Bush reg, feds end Metro special service to games
Absolutely outrageous. Here’s the Times article.
So the Bush administration put in this amazingly horrible regulation that public transportation agencies can’t (can’t) operate a charter like Metro has if there are private operators who can. Can’t compete… can’t operate. And, as I pointed out last time we talked about this, the way they did it meant that any moron with a school bus could claim they could serve the games and Metro would be entirely barred from trying.
The Seahawks already got hosed over this.
This is a great thing the M’s have done for ten years, and I love them for it. And now it’s dead. The M’s got a waiver last year. But now you’re screwed, because they can’t, soooo… So let’s talk about how this regulation’s working out.
The Mariners say Starline’s costs would have been around $15-20 per passenger. Fares would have paid $5 and the team would have paid $300,000 or more to defray the rest, Hale said.
Last season, the team got a temporary waiver from the Federal Transit Administration (FTA) to hire Metro, which charged $3 a ride, while the Mariners paid a $159,000 subsidy, said Hale.
That’s great! So Metro can provide cheaper service to fans and to the M’s, but they can’t. Because they’re barred from doing so. Oh, but here’s the money quote.
Starline argues that if Metro were to charge for its full costs, including the buses themselves, the bill would be much higher than what Starline seeks.
“The Mariners want the taxpayer to pay for it,” said Gillis.
This is the whole point of public transportation. The system’s in place. The incremental cost for Metro, which has buses, drivers, maintenance, and all that infrastructure in place is low. For Starline, which has to pay people like Chief Executive Gladys Gillis to make objectivist arguments about the societal cost of bus systems, it’s higher.
Unless the choice is “abolish Metro and have the smoking remains bid against charter providers” the clear and obvious winner of that competition is Metro. And because of this ridiculous reg, and the Obama administration’s baffling decision here, now everyone loses.

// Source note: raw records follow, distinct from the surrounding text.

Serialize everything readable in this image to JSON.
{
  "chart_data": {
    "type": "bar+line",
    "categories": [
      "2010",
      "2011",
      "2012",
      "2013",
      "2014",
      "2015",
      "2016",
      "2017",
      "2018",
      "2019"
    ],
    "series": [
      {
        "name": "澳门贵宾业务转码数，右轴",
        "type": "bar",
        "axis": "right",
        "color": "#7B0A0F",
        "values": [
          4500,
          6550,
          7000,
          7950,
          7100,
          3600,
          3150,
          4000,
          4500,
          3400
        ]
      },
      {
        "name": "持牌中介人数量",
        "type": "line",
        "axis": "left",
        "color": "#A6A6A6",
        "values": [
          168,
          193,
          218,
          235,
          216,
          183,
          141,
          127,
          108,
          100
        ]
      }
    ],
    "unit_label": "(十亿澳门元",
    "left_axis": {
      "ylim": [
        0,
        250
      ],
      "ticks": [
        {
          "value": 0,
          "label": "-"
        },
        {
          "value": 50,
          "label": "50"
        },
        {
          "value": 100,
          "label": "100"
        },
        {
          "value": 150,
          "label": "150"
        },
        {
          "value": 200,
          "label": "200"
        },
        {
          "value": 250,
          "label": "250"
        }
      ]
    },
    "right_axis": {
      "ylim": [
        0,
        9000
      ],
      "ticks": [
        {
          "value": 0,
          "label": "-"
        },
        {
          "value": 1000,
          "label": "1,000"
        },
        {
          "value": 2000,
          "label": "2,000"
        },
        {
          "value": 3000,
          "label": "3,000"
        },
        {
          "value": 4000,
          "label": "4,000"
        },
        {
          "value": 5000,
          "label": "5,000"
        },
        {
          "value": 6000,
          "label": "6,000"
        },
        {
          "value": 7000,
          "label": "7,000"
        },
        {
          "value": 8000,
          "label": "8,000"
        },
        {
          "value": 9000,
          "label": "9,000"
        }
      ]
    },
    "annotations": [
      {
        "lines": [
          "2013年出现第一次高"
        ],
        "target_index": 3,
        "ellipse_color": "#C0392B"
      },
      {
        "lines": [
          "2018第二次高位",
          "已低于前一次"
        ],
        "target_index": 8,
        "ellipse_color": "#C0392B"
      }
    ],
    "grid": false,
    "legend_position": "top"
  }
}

And it just got a lot harder to go to games — Hale said that shuttles served 300-500 last year, but here’s the thing: the shuttles provide greater value the higher attendance becomes. If there’s four people going to the game, it doesn’t hurt congestion downtown if they drive or not. But the more people and cars we try and stuff in, it doesn’t get +1 annoying for +1 driver, it quickly becomes +2 annoying, +3, and on and on. The shuttles are a huge, huge help there. I’d love to see numbers on how many people were taking them every day in 2001, for instance.